Dease, who is also part of the denomination’s social justice arm, the General Board of Church and Society, had heard about Reset the Table and participated earlier this year in an interfaith training session for the clergy of the southeastern states. After concluding, he chose a group of fellow pastors (some liberal, some conservative) from his own denomination to deepen the practice.
An initial session last month asked participants to talk about formative life experiences. He then asked the clergy to complete a survey of their beliefs, which the facilitator used to gauge broad areas of disagreement. During the next session, people of different opinions were paired into smaller groups.
Table-setting techniques are based on a practice known as “transformative mediation.” Unlike traditional mediation, which aims to resolve disputes by reaching mutually acceptable solutions, transformative mediation seeks to equip people with the skills to see and understand the other person’s point of view so that they are more willing to relate respectfully.
The idea, said Eyal Rabinovitch, with Weintraub a founding co-executive director of Resetting the Table, is to disarm the destructive powers of conflict.
“One of the best ideas in the world of trauma therapy is that people are their most receptive selves when they are seen the way they want to be seen,” Rabinovitch said. “We want people to say, ‘Yes, that’s exactly me.’ That makes all the difference in producing receptivity. A lot of change can happen right now.”
When differences arise, participants are asked to slow down the conversation, stop their own reactions, and listen carefully. They are asked to look for “meaning indicators,” words or expressions that convey particular passions. They are then asked to relate what they heard the speaker say and to ask if their restatement is correct.
The training was powerful for an evangelical church in Lynchburg, Virginia, which signed up 15 members to participate in a training session in April. Mosaic, a small church that meets in a shopping mall, had experienced disagreements over pandemic closures. Some members left. Others harbored resentments over the church’s willingness to follow government-issued mandates that they saw as an infringement on their liberties.
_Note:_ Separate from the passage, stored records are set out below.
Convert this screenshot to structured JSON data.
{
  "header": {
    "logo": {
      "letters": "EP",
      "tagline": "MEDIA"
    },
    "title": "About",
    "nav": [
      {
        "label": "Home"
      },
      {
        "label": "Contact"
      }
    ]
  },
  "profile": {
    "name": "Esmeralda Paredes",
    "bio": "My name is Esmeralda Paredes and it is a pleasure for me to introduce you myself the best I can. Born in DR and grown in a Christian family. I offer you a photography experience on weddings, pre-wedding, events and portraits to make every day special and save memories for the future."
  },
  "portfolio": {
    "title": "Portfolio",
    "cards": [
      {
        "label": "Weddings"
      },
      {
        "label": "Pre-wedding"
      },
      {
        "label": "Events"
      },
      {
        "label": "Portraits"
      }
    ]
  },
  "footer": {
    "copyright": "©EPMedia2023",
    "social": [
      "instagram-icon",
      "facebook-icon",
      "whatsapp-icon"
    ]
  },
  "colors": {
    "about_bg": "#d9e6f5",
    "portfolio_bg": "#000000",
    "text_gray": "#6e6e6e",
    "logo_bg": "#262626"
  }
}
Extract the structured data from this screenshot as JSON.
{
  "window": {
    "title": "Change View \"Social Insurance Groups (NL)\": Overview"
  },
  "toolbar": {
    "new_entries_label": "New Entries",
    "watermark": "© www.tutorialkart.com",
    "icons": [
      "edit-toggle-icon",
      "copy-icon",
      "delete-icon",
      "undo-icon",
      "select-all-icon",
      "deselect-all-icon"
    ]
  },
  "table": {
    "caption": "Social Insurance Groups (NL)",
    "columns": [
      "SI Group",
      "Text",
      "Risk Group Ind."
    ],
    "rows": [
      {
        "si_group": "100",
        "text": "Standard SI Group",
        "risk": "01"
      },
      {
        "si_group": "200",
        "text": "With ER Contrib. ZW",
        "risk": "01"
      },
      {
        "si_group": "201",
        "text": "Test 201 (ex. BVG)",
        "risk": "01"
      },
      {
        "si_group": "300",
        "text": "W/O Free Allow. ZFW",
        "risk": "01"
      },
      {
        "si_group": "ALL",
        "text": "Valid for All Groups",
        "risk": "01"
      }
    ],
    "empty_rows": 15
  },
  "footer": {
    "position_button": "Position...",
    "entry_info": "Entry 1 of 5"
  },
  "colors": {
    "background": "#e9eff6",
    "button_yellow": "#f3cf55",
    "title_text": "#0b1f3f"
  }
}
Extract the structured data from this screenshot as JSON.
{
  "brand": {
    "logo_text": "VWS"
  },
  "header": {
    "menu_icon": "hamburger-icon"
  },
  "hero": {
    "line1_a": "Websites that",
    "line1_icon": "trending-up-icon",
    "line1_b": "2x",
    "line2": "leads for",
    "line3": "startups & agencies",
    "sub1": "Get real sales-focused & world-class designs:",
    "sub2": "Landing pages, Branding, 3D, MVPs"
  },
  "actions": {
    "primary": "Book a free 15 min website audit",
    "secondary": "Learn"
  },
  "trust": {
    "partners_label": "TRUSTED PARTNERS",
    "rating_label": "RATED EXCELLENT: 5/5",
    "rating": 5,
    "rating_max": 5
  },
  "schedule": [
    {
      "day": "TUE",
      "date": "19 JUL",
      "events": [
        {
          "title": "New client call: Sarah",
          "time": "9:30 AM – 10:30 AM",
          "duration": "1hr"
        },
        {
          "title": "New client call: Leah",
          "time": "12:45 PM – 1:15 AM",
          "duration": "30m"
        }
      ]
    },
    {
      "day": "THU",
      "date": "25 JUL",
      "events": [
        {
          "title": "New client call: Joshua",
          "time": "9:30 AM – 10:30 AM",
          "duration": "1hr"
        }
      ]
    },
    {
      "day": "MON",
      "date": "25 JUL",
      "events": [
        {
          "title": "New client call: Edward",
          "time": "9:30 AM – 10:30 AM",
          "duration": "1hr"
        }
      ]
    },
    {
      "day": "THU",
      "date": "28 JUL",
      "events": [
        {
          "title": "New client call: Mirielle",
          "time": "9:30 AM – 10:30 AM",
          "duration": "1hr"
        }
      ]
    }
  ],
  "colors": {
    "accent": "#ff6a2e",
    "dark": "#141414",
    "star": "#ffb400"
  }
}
“I was fascinated to learn that on some issues it was very easy for me to have a very fixed view and not have a generous interpretation of what the other individual believes,” said Ron Miller, a Mosaic Church elder who works as online dean for the School of Government of the University of Liberty. “The idea of looking at the other side of the issue and interpreting it more generously is a game changer if we apply it as a daily discipline.”
Miller is now working with Resetting the Table to convene a training for Lynchburg clergy this fall. He believes that internships can also be useful for Liberty University employees.
Rabinovitch acknowledged that clergy with large public platforms and followers who depend on their extreme positions are unlikely to want to participate because doing so requires a degree of vulnerability. But they say most people yearn to communicate better.
Jeff Nitz, an elder at Mosaic Church, said the work could save society from a growing cycle of mutual distrust.
“It’s about reaching out to your neighbor,” he said. “We are not caricatures. We are real people. You can’t have that if you don’t listen to the other.”